Das hat das Landesarbeitsgericht (LAG) Düsseldorf entschieden. Die Richter wiesen darauf hin, dass mit dem Wegfall des Arbeitsplatzes die Leistung unmöglich werde. Das gelte auch, wenn die bisherigen Aufgaben nicht entfallen, sondern durch Umorganisation auf andere Bereiche verteilt werden. Die Beschäftigung sei auch unzumutbar im Sinne des Gesetzes, wenn der Wegfall der Stelle auf der unternehmerischen Entscheidung des Arbeitgebers beruhe.

Quelle | LAG Düsseldorf, Urteil vom 10.6.2016, 10 Sa 614/15, Abruf-Nr. 188522 unter www.iww.de.

Haftungsrecht: Schmerzensgeldanspruch gegen einen Kollegen

| Verletzt ein Arbeitnehmer einen Kollegen während der Arbeit, kann der Verletzte kein Schmerzensgeld verlangen.

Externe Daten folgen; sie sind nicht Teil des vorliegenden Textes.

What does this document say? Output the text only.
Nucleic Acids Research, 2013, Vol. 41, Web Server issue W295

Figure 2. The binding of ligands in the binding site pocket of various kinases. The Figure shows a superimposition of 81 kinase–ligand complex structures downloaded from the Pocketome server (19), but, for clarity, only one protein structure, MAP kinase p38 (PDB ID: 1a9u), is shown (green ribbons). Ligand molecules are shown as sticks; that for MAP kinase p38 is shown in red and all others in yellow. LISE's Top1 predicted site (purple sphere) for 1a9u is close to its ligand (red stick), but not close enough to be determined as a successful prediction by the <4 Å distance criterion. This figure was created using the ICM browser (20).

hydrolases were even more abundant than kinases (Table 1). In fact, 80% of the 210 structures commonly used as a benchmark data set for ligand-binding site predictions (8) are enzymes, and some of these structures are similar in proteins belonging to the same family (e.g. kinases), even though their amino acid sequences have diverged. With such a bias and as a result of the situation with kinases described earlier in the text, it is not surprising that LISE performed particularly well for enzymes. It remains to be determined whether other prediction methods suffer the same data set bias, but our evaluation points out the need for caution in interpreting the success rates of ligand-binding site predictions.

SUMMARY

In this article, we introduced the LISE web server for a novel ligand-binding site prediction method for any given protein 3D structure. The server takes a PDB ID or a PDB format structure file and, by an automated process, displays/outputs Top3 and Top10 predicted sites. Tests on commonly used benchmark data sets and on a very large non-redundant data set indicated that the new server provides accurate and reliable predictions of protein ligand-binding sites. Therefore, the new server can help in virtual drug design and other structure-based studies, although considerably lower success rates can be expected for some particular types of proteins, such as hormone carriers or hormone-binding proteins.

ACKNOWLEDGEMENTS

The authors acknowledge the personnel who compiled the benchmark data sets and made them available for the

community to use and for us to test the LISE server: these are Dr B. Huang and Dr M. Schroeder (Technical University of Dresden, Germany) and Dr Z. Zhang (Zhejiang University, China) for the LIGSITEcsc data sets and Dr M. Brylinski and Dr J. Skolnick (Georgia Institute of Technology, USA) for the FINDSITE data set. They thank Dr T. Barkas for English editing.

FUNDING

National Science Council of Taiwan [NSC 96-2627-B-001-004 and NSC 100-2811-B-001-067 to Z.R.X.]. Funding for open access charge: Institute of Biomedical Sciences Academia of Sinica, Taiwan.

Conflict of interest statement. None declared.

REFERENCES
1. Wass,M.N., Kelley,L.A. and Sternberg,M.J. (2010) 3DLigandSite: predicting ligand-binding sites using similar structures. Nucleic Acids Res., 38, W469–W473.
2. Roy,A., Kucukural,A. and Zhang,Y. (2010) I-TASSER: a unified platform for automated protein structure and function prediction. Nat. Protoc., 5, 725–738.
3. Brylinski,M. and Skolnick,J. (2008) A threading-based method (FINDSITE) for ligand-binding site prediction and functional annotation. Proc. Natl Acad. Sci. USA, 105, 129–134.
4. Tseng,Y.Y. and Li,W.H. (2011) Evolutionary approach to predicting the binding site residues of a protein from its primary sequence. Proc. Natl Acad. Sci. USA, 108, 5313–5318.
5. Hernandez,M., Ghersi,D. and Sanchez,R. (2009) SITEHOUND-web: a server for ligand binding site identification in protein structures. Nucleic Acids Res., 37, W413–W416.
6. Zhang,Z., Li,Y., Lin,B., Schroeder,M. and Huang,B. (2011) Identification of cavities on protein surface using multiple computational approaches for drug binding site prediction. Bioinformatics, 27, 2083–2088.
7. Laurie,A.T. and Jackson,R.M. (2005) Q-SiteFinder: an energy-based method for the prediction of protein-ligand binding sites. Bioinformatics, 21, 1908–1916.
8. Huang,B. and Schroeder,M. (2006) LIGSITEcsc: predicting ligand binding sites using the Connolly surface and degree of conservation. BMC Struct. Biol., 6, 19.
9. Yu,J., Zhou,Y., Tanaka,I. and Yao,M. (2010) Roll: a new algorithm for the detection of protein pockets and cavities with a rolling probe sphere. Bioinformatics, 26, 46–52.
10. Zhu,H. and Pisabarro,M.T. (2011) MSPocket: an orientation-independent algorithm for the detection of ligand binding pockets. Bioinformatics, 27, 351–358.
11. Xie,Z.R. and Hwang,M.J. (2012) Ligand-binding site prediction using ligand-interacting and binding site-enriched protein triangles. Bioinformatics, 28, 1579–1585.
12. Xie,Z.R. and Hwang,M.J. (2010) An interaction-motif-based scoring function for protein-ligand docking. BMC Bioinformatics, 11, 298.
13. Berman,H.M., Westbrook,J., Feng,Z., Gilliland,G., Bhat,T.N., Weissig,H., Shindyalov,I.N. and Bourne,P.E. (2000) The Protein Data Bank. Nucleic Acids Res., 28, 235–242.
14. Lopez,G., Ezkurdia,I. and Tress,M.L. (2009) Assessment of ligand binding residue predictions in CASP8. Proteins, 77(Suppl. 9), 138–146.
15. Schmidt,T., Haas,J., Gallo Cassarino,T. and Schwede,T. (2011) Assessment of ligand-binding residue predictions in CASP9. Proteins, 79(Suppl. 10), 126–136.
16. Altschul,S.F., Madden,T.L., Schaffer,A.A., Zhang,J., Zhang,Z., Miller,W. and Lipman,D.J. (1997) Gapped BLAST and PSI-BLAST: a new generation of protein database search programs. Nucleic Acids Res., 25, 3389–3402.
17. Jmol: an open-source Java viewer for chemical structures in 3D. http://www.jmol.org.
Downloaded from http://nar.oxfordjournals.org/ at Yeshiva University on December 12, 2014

Von diesem Grundsatz gibt es aber auch eine Ausnahme. |

Hierauf wies das Landesarbeitsgericht (LAG) Schleswig-Holstein hin. Danach haftet ein Arbeitnehmer seinem Arbeitskollegen auf Schmerzensgeld, wenn der Personenschaden nicht bei einer betrieblichen Tätigkeit eingetreten ist, sondern nur anlässlich einer solchen Tätigkeit. So kommt ein Haftungsausschluss beispielweise bei einer „Neckerei“ unter Arbeitskollegen nicht in Betracht. Das LAG hat eine solche Neckerei angenommen, wenn der Schädiger mit einem Gabelstapler auf einen Arbeitskollegen zurollt, um ihm „in die Brust zu zwicken“. Dabei war er ihm über den Fuß gefahren. Das bewege sich nach Ansicht der Richter nicht mehr im Rahmen der betrieblichen Tätigkeit. Es sei unerheblich, dass der Schädiger den Gabelstapler anschließend in der Lagerhalle abstellen wollte.

Quelle | LAG Schleswig-Holstein, Urteil vom 26.4.2016, 1 Sa 247/15, Abruf-Nr. 186600 unter www.iww.de.